The study, run as part of Orthia’s Science in Popular Fiction undergraduate course, was a cooperative effort between Orthia and her students. The students designed and ran the discussion groups, analysed the data and worked with the lecturer to prepare the results for submission to an academic journal.
 
Student Stefan Nekvapil jumped at the opportunity to take part in the study.

"Lindy gave us the choice between individual assessment and working in a group. The group project was a bit more work but it wasn’t arduous because we were doing something productive, not just churning out assessment pieces that no one will read again," he says.

The Simpsons may seem like an unusual choice of text for a scientific study. As is often the case in life, inspiration came from an unlikely place, explains Orthia.

"The decision was a result of my unwitting choice of clothing that morning" she laughs. "I was wearing a t-shirt with Lisa Simpson on it and it basically snowballed from there."

"The Simpsons, while seemingly a simple cartoon, actually contains a lot of adult subtext which often goes unnoticed," says Nekvapil. "We chose the episode Lisa the Skeptic because it contained the most science content. It was tough research - I had to sit down and watch almost every episode of The Simpsons to find the best one."

To everyone’s delight, the study led to a paper, published in the International Journal of Science Education. Getting the class’ work published in a top journal was a pleasant surprise for Orthia.

"I wasn’t sure anything of publishable quality would come out of it, so I was absolutely delighted when we aimed high and a top journal accepted it," she says.

Orthia hopes this will be the first of many successful collaborative projects with her undergraduate students.

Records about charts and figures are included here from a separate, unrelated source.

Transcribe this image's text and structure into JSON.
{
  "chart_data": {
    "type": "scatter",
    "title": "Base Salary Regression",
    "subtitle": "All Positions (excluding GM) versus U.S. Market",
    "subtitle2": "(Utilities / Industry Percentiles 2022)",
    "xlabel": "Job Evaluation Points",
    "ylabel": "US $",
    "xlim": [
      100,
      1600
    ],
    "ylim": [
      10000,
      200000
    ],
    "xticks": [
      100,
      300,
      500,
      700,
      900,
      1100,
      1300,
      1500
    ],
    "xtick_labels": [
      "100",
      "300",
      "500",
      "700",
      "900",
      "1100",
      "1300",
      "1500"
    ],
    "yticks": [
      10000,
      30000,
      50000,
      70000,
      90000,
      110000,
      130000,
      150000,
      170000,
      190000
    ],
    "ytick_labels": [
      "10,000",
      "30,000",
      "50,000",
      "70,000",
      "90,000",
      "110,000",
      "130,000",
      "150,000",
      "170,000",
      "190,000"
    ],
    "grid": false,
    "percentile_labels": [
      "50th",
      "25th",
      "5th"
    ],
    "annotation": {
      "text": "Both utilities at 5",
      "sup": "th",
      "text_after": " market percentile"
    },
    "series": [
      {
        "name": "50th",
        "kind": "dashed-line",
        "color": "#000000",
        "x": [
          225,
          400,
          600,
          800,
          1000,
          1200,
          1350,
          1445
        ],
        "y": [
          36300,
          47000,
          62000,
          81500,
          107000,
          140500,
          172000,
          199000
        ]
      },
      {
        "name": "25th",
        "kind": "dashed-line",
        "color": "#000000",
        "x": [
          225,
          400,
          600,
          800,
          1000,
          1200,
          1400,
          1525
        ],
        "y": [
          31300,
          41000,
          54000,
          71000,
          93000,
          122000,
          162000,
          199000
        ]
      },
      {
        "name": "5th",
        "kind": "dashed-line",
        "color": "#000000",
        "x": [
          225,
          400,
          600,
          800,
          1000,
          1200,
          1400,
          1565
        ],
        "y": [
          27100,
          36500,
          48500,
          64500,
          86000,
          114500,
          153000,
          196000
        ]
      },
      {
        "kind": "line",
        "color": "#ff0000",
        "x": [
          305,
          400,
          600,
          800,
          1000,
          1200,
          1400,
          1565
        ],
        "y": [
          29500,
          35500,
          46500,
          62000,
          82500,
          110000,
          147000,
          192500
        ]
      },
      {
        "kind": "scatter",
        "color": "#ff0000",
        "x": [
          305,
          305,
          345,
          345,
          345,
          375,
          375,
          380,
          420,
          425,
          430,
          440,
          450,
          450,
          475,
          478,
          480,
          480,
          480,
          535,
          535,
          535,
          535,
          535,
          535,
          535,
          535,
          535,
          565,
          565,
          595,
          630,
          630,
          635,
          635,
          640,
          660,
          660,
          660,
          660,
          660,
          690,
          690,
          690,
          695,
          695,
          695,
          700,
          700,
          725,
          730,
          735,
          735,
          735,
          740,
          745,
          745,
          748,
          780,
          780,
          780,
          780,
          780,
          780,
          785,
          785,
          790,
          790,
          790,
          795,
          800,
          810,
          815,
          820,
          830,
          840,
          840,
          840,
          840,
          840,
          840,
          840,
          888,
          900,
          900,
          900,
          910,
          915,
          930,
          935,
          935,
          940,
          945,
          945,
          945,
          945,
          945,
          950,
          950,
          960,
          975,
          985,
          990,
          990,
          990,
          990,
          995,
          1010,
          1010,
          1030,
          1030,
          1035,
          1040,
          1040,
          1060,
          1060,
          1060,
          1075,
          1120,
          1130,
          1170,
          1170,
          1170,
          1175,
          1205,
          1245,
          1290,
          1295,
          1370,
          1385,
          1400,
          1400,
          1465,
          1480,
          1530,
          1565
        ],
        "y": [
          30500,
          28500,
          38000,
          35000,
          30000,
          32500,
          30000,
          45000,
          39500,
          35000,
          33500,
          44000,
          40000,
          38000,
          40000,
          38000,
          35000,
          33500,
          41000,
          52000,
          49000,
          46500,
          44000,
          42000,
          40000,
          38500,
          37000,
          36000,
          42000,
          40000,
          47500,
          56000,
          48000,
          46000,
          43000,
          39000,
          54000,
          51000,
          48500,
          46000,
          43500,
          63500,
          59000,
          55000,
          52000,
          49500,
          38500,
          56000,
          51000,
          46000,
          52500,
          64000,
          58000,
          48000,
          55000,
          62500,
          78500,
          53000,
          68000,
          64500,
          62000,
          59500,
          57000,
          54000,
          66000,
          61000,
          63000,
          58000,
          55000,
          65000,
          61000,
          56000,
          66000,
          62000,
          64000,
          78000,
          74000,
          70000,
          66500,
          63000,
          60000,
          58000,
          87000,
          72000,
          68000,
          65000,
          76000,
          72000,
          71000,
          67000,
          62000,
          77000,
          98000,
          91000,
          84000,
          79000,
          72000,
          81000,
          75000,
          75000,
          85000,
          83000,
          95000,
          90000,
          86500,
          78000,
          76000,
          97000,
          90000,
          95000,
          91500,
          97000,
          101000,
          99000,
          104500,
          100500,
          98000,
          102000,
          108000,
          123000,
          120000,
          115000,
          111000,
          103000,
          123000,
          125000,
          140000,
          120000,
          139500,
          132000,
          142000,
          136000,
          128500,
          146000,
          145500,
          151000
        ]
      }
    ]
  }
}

"There is no reason why undergraduate students shouldn’t be doing research that’s of a publishable standard," she says.

Nekvapil says he found the opportunity to publish created a sense of involvement he hadn’t experienced in other group projects.

"This style of teaching makes learning more enjoyable and it’s nice to feel like you’re doing something relevant as an undergrad," he says.

It’s a sentiment Orthia agrees with.

"For me it’s been a wonderful and valuable experience in many ways," she says.

"I really enjoyed the professional relationship that builds up between teacher and student that you don’t often experience in undergraduate teaching. And of course, for all of us, being published is a thrill."